Non tutti i commenti sono stati altrettanto pietosi e in punta di piedi. Ed è terribile che, di fronte alle tragedie, pur se provocate da fatale irresponsabilità , la prima reazione sia sempre quella di frugare nel dolore, di additare il colpevole, di sollecitare i dotti pareri degli «esperti», anziché fare silenzio. Almeno all'inizio, almeno per un po' . Dopo verrà il tempo di capire e di interpretare, di dissertare sugli elementi psicologici o di accertare giudiziariamente. Prima, pur nell'esigenza di informare, ci deve essere il rispetto per la morte, per i sentimenti di chi è toccato in prima persona; ci deve essere la capacità di mantenere un confine, un equilibrio, una cautela.
Poche ore dopo il fatto, alcuni cronisti già citofonavano nella casa dei genitori di Andrea, quasi stupendosi che non volessero rispondere, quasi irritandosi per dover ripiegare facendo un'intervista ai vicini. La ferrea, e talvolta cinica, logica della notizia esigeva di dare molto risalto all'accaduto, poiché, è stato scritto, il contesto della tragedia che ha colpito Andrea non è quello della marginalità , ma della buona borghesia professionale cui appartengono entrambi i genitori.
Esattamente il giorno prima, quasi allo stesso modo, era morto Luis, un bambino nomade di 18 mesi, in un campo della periferia romana, asfissiato nella roulotte surriscaldata dal sole. Nessuno o quasi l'ha saputo, la pubblica opinione non ha avuto modo di commuoversi, i cronisti non hanno assediato i genitori. Ma è facile pensare che ciò sia avvenuto non per rispetto del loro dolore, quanto perché la morte tragica di un povero non fa notizia, è nell'ordine prevedibile delle cose, un fatto scontato, quasi fosse iscritto nel destino. Così che non ci si indigna e non si viene informati, non si condivide un'emozione o un lutto e non ci si interroga sulle cause e sulle psicologie, non ci si divide tra chi sottolinea la fatalità e chi la colpevole disattenzione.
Chi vive ai margini, chi risulta escluso e viene reso povero non fa notizia, né da vivo, né da morto. In qualche modo, è la ratifica delle profonde diseguaglianze che esistono nelle società , tra i centri e le periferie. Quelle del mondo e quelle delle città . Ma, allo stesso tempo, è il meccanismo attraverso cui si produce pian piano una percezione delle povertà come dato ineluttabile.

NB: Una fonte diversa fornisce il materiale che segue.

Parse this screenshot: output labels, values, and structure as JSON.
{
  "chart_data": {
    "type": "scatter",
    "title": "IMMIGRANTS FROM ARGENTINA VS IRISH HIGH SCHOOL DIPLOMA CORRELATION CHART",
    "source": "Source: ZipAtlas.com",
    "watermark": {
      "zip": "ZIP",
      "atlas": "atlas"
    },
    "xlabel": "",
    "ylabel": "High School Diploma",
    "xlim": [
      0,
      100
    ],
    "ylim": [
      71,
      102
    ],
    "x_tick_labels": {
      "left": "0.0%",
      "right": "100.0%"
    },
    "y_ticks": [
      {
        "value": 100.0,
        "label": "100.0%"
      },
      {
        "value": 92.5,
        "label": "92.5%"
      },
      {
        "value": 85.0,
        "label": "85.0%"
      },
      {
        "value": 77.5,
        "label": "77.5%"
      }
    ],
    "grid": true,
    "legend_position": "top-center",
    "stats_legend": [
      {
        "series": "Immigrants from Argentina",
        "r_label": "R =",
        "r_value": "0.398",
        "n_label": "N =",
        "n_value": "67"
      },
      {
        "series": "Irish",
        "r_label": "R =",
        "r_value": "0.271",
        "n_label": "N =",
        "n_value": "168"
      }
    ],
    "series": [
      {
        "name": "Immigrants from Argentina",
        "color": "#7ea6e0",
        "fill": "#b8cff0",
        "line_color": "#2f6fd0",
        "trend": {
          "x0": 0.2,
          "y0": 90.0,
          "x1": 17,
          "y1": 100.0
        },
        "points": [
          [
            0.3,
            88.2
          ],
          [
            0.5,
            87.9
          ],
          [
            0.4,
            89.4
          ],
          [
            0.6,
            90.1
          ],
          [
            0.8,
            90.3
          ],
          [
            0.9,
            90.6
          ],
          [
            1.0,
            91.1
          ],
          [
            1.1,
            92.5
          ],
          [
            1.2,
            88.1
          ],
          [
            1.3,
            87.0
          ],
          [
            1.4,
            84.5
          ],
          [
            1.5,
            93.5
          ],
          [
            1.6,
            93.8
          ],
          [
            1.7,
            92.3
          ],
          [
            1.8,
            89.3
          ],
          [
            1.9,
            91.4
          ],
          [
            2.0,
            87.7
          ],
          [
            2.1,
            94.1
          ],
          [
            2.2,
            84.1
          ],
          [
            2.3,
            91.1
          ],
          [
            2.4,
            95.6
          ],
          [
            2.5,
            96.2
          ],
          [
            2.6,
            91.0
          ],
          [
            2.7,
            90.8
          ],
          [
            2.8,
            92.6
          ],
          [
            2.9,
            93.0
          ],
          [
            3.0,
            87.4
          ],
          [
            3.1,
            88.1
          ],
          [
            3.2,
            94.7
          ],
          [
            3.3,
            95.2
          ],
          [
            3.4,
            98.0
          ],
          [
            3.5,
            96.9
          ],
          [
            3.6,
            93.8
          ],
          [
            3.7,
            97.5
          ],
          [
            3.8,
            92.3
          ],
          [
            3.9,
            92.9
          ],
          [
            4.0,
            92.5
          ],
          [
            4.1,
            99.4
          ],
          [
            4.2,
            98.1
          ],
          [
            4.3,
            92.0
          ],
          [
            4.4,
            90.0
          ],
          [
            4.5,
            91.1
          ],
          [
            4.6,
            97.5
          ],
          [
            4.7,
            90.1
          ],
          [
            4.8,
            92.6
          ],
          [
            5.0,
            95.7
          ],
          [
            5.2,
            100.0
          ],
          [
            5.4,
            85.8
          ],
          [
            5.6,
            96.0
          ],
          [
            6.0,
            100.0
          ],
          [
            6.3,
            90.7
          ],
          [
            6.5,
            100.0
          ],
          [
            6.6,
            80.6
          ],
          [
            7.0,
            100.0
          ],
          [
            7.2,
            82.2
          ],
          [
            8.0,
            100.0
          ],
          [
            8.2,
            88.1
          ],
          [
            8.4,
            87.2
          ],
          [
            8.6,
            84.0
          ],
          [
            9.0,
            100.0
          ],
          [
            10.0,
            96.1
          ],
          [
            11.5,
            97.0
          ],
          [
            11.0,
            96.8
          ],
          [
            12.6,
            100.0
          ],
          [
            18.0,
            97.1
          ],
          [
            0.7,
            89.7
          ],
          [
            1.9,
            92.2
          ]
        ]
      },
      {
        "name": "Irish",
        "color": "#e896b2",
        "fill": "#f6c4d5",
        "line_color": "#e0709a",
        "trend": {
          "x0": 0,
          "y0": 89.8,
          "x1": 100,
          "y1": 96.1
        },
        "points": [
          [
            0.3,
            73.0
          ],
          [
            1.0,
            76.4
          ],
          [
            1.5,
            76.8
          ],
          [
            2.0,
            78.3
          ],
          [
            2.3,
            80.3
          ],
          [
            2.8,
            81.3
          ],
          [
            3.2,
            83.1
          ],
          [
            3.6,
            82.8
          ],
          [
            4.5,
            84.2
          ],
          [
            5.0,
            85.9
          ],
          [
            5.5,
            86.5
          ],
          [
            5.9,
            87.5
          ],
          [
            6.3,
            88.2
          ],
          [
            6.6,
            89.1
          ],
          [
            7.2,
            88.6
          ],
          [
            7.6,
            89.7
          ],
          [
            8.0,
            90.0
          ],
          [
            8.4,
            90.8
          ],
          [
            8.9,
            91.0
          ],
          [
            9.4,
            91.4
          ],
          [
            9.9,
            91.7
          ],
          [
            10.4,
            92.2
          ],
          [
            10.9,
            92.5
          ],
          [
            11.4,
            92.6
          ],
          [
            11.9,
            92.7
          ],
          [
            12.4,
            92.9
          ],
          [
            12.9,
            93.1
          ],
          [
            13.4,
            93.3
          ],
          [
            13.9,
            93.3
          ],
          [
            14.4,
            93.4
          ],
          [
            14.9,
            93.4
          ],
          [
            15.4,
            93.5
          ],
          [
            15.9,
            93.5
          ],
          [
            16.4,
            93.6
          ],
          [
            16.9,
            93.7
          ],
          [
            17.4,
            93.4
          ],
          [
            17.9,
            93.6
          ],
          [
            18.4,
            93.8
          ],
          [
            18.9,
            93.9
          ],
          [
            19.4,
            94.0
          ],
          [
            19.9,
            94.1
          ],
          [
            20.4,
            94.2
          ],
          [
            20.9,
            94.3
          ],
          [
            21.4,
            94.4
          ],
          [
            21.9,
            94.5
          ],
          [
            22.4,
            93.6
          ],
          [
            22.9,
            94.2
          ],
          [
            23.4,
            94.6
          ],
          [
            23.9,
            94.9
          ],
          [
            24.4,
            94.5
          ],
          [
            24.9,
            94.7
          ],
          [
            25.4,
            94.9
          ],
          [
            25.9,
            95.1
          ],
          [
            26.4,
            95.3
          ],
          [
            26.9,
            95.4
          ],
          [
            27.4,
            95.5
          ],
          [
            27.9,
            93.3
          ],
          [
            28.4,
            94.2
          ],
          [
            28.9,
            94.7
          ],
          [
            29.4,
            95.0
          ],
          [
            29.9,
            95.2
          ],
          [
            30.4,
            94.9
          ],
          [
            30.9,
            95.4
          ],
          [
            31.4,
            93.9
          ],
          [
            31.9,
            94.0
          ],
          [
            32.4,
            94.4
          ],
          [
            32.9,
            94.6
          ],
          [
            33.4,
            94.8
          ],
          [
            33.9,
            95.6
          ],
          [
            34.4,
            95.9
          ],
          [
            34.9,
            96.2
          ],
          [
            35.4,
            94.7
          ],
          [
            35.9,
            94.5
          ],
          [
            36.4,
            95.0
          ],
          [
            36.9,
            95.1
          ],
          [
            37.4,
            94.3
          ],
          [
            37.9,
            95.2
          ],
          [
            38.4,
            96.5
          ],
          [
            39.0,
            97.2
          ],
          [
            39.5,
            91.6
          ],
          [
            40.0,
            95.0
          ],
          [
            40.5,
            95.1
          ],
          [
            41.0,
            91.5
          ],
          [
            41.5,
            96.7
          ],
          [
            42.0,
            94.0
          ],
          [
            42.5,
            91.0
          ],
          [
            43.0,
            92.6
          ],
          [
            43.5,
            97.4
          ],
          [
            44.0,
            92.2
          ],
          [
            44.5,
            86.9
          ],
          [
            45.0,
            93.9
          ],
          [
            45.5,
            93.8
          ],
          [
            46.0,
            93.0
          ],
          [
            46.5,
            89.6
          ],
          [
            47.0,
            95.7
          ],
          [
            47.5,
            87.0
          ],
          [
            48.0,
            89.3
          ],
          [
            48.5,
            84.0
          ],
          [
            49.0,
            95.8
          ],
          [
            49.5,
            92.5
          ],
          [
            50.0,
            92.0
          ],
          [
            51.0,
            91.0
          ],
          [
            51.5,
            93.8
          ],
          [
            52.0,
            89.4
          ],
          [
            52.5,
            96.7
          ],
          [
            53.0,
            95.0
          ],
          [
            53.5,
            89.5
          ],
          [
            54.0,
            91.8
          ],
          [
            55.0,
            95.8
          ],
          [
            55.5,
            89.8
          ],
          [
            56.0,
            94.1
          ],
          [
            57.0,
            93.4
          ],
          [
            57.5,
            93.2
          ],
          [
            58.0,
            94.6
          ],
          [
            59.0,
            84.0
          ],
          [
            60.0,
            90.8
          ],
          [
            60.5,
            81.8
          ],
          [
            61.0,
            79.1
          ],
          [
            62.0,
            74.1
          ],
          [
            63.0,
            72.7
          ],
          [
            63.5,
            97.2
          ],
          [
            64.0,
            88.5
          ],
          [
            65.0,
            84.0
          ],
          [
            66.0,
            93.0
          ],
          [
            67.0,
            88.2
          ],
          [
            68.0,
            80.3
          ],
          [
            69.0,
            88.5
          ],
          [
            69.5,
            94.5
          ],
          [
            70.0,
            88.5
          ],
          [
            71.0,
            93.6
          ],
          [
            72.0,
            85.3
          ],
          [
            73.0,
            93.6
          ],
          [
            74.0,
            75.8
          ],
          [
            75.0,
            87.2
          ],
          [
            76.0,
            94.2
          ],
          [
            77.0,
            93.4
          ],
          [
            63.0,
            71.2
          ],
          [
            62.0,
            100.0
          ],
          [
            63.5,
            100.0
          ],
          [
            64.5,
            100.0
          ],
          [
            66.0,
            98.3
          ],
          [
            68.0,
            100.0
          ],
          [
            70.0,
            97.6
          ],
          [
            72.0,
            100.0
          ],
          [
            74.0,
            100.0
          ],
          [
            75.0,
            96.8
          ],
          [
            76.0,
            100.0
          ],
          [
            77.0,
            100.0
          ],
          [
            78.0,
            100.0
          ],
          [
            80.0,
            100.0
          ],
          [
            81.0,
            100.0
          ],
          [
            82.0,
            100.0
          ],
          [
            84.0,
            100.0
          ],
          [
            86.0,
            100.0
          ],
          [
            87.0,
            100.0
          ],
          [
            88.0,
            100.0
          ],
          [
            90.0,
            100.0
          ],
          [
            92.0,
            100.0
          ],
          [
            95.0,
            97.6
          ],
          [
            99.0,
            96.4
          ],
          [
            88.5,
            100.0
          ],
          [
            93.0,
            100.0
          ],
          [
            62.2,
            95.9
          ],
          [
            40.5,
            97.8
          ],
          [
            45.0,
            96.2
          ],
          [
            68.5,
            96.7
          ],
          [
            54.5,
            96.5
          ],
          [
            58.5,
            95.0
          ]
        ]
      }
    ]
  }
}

Un fatto normale, come il sole che brucia. Eppure, come dalle scottature ci si può difendere, le povertà si possono combattere. Purché si avvertano come ingiustizie, purché si accetti di volerle vedere e di farsene scuotere purché si capisca che la mancanza di rispetto che talvolta si ha di fronte alla morte è indizio e richiamo ad avere maggiore rispetto per la vita. Per quella di tutti.